Coach Long’s dim room was even smaller than Wang Hong’s home, about the size of two shower stalls. The first thing I noticed was another fixed wooden shelf heaped with piles of gym clothes and a pillow without its case.
“So this is the …?”
“Yeah. The Japanese used to tuck away their comforters during the day and sleep on the tatami at night. We all jokingly call it t
he coffin, and I use it as a bed.”
I gaped at the tiny straw-matted floor space and nodded absent-mindedly. A faded blue plastic sheet served as the curtain to a wood-framed window, which wouldn’t fully close. A mound of envelope-sized papers sat in a corner. A wooden stool and a child-size bamboo chair constituted all the furniture.
Coach Long switched on the 15-watt bulb hanging down from the ceiling by pulling the attached rope. I was astounded to see that the rope was connected to a replica of the plastic lasso used in our training.
“Why do you use this here?”
“Oh, I took it from the pool because it’s easy to be grabbed from the coffin in darkness. Now don’t just stand there like a candle. Sit.”

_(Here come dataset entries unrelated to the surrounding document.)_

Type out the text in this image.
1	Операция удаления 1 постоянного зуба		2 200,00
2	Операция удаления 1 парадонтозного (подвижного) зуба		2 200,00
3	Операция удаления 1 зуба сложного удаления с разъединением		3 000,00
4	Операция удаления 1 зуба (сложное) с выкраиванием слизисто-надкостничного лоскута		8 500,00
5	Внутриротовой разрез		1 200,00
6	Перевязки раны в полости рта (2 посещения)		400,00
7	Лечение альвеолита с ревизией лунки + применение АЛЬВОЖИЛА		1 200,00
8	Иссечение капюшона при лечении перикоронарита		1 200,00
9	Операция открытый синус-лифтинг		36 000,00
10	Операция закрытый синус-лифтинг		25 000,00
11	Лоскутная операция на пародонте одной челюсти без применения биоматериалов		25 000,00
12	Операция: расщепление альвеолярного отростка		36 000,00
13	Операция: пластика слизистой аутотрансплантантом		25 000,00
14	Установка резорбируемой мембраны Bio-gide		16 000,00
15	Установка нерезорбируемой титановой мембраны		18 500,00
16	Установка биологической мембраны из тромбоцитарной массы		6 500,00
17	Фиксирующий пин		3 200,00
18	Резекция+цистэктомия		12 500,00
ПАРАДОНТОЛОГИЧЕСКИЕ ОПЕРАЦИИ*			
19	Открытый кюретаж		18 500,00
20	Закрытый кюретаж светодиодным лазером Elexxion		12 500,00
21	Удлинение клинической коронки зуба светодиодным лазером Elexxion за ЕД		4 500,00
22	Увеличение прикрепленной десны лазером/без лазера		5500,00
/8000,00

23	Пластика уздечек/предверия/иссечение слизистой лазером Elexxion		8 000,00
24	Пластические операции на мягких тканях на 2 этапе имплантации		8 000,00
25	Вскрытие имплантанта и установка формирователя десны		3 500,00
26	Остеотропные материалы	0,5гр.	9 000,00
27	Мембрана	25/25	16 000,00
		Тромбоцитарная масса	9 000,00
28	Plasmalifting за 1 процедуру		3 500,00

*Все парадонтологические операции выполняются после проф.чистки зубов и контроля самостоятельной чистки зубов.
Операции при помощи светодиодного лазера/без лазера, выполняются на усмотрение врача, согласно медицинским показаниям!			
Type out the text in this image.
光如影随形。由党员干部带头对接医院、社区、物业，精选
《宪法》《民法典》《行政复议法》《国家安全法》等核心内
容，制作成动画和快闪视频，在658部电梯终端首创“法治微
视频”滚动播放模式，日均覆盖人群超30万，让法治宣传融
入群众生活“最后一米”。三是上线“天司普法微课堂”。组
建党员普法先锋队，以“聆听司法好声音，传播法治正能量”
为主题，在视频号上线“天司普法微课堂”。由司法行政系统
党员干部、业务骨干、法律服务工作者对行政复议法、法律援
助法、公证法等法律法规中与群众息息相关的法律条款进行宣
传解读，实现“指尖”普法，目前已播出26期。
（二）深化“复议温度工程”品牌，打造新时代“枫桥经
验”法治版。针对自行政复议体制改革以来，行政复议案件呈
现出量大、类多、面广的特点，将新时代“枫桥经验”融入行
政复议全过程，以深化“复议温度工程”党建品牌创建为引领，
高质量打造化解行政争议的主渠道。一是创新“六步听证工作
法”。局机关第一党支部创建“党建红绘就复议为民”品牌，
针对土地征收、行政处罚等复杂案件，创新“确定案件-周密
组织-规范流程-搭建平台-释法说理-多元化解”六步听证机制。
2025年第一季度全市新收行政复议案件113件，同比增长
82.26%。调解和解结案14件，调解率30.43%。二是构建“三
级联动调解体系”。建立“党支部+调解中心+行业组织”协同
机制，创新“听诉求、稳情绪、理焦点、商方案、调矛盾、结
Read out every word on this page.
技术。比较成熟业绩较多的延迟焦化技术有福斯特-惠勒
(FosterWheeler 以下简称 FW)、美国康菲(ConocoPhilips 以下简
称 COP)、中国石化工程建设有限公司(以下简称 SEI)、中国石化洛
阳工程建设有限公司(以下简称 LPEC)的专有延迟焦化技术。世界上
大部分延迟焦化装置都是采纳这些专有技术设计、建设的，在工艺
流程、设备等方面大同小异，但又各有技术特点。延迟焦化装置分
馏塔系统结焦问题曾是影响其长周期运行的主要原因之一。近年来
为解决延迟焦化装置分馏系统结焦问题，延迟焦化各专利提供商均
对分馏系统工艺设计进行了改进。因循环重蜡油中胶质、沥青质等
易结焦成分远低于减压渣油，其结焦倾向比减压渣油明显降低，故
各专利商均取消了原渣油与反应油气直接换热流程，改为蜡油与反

I fidgeted on the bamboo chair and wrung my hands.
Coach Long came squatting before me, one knee on the tatami. “I’ve got something very important to tell you, but first promise me you won’t cry.”
“I promise,” I said, my hands clasped tighter.
“Good. Now, I didn’t announce this in front of everybody, but today was your last training session as well …”
“I knew it! I knew it!” I shouted, tears misting my eyes.
Coach Long put his hands on my shoulders and said, “You promised not to cry, Mo Mo.”
Biting my lip hard, I struggled to hold back tears. “Sorry, Coach,” I murmured, sniffing.
“Good. I told you I had something to show you, didn’t I?”
He fumbled around in his trousers pockets. I caught a glimpse of something green. He tucked it down under one of his thumbs, stretched out all eight other fingers, palms down.
“If you guess correctly which thumb I’ve got it under, I’ll show it to you.”
I stared at his hands, transfixed. They belonged to a man in his prime: big, firm, blue veins popping, and very much in use. The nails were so closely clipped that their white tip sections were nonexistent. In yet another effort at water resistance reduction, swimmers often wore their fingernails short. No dirt could accumulate under those nails buried inside the flesh.